Six, commence pre-launch activities for selinexor in endometrial cancer. As you can see on the right side of this slide, for the second half of 2022 and into 2023, key milestones for that timeframe that we're working diligently to deliver on. In closing, there are four key takeaways I would like everyone to walk away with today. First, we are continuing to successfully execute in multiple myeloma, establishing selinexor as a standard of care in second-line plus, while expanding in other combinations and settings. Second, we have strategically prioritized the pipeline into four core areas of high unmet patient need, where we believe we have strong science and a high probability of success.

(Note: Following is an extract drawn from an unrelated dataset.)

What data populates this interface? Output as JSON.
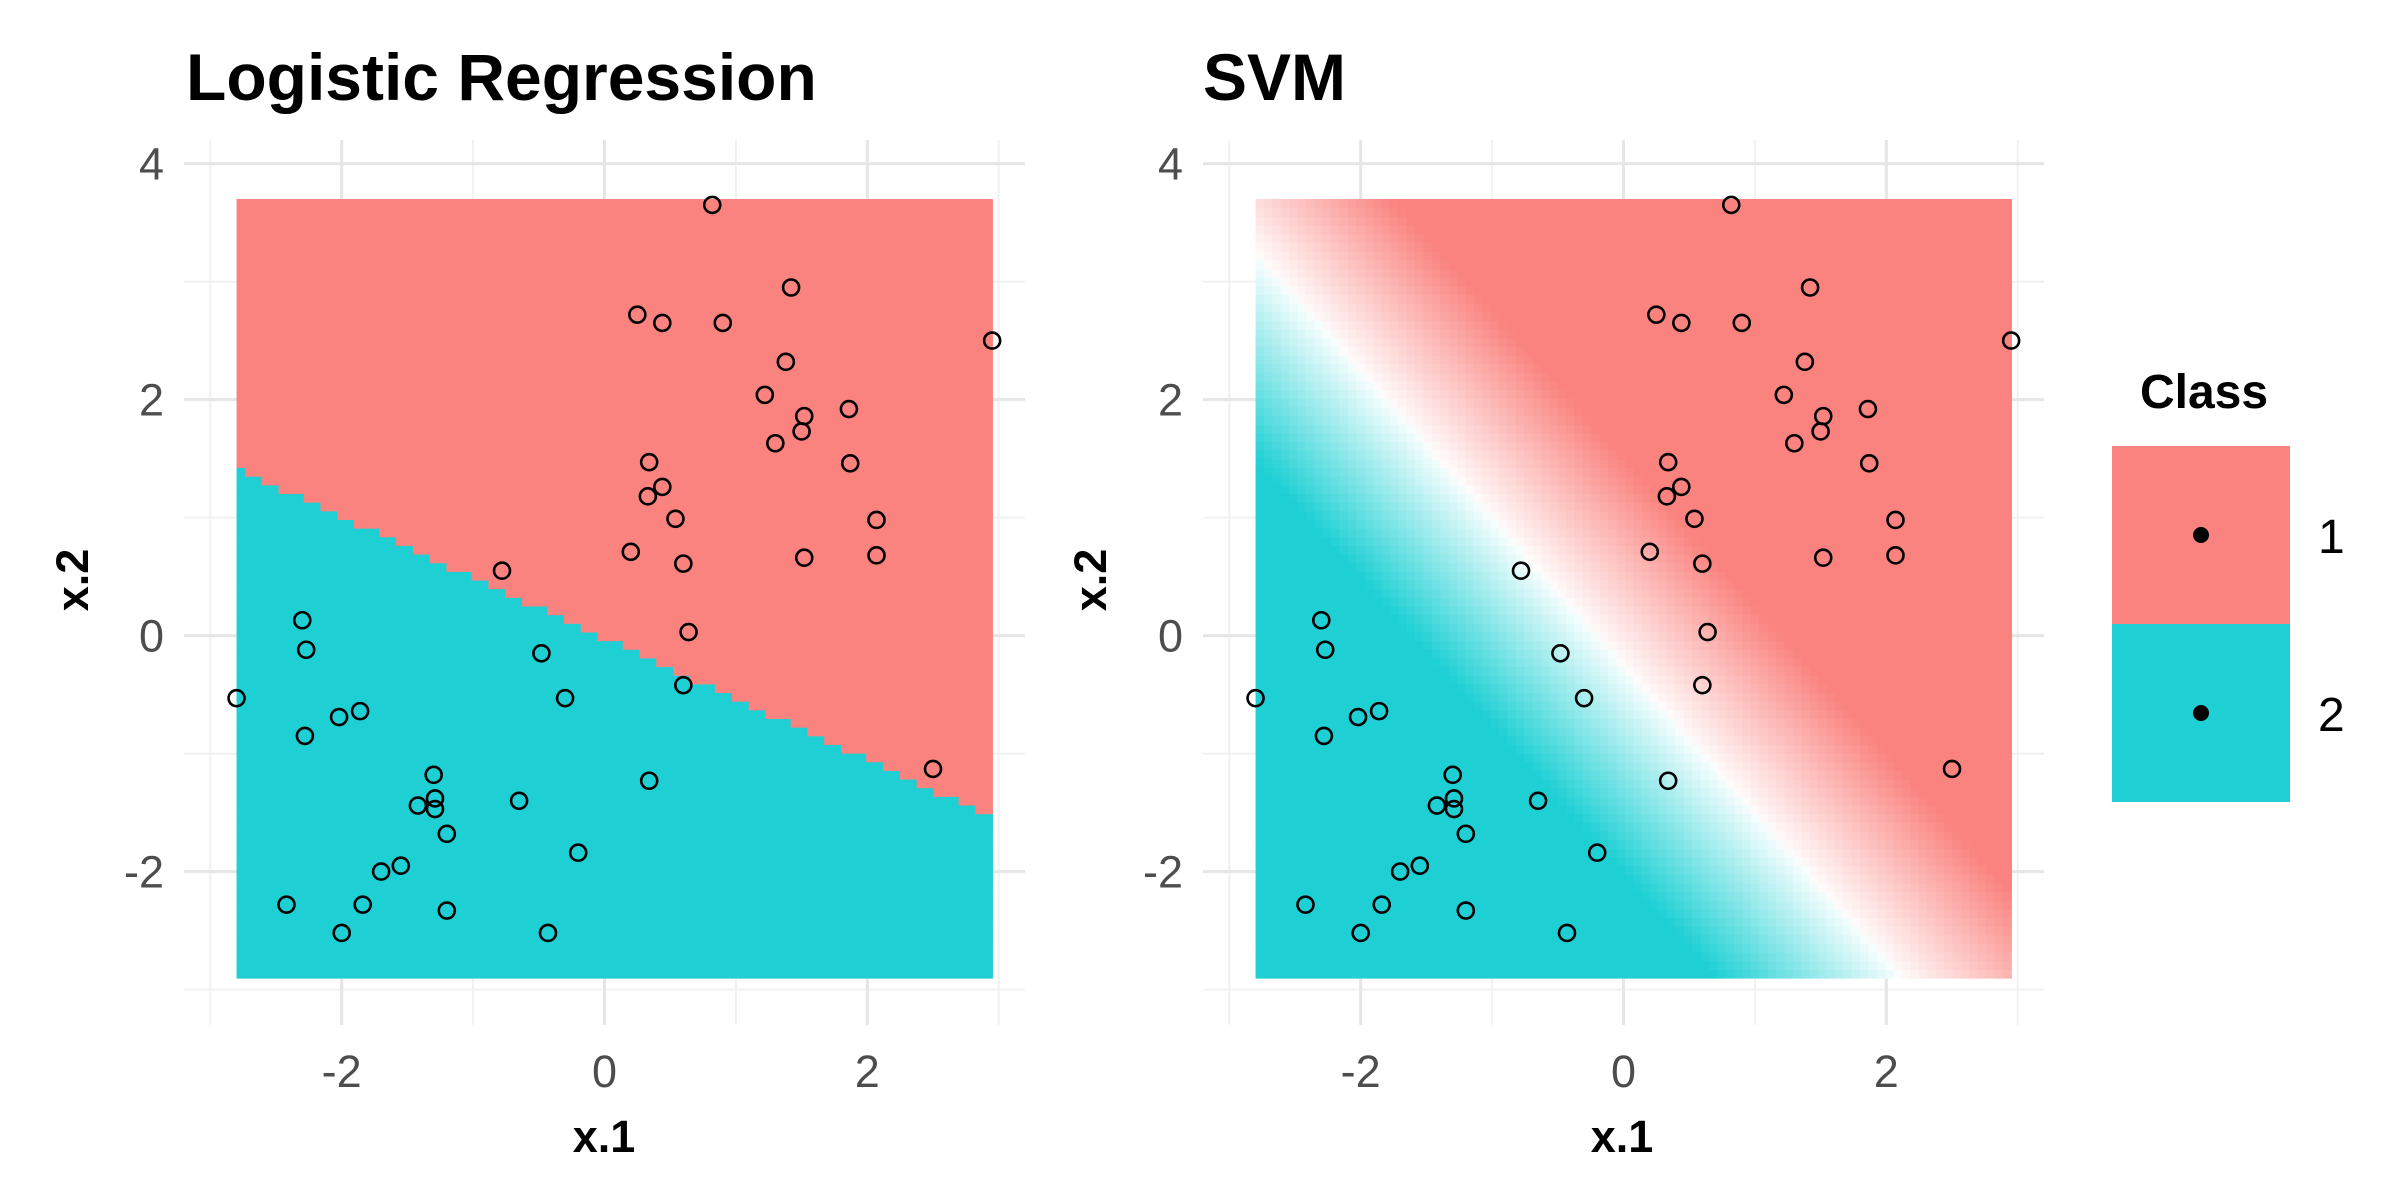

Third, we are focused on the near-term launch in endometrial cancer, where there is a high unmet patient need in the maintenance setting following frontline chemotherapy, which could be our first marketed indication in solid tumors. Fourth, we have the people and capital that we need to continue advancing our science and delivering for both patients and shareholders. With that, we'll take some final questions. Sorry, we ran a little bit over, but some great questions, as we were able to hear from our guest speakers and our opinion leaders. Thank you very much, and open it up for Q&A.
Once again, ladies and gentlemen, if you'd like to ask a question, please press star one. Again, that's star one for any questions. We'll pause for just a moment. Okay, and at this time, I'm showing no responses.
Thank you everyone for joining us today and again, asking so many great questions. A special thank you once more to our guest speakers and all of our employees that have helped make today possible and are continuing with their passion and focus to develop our medicines for patients in the future. We look forward to seeing many of you in person at the J.P. Morgan conference in January. Have a great day, everyone.
Ladies and gentlemen, thank you for participating in today's conference call. You may all disconnect.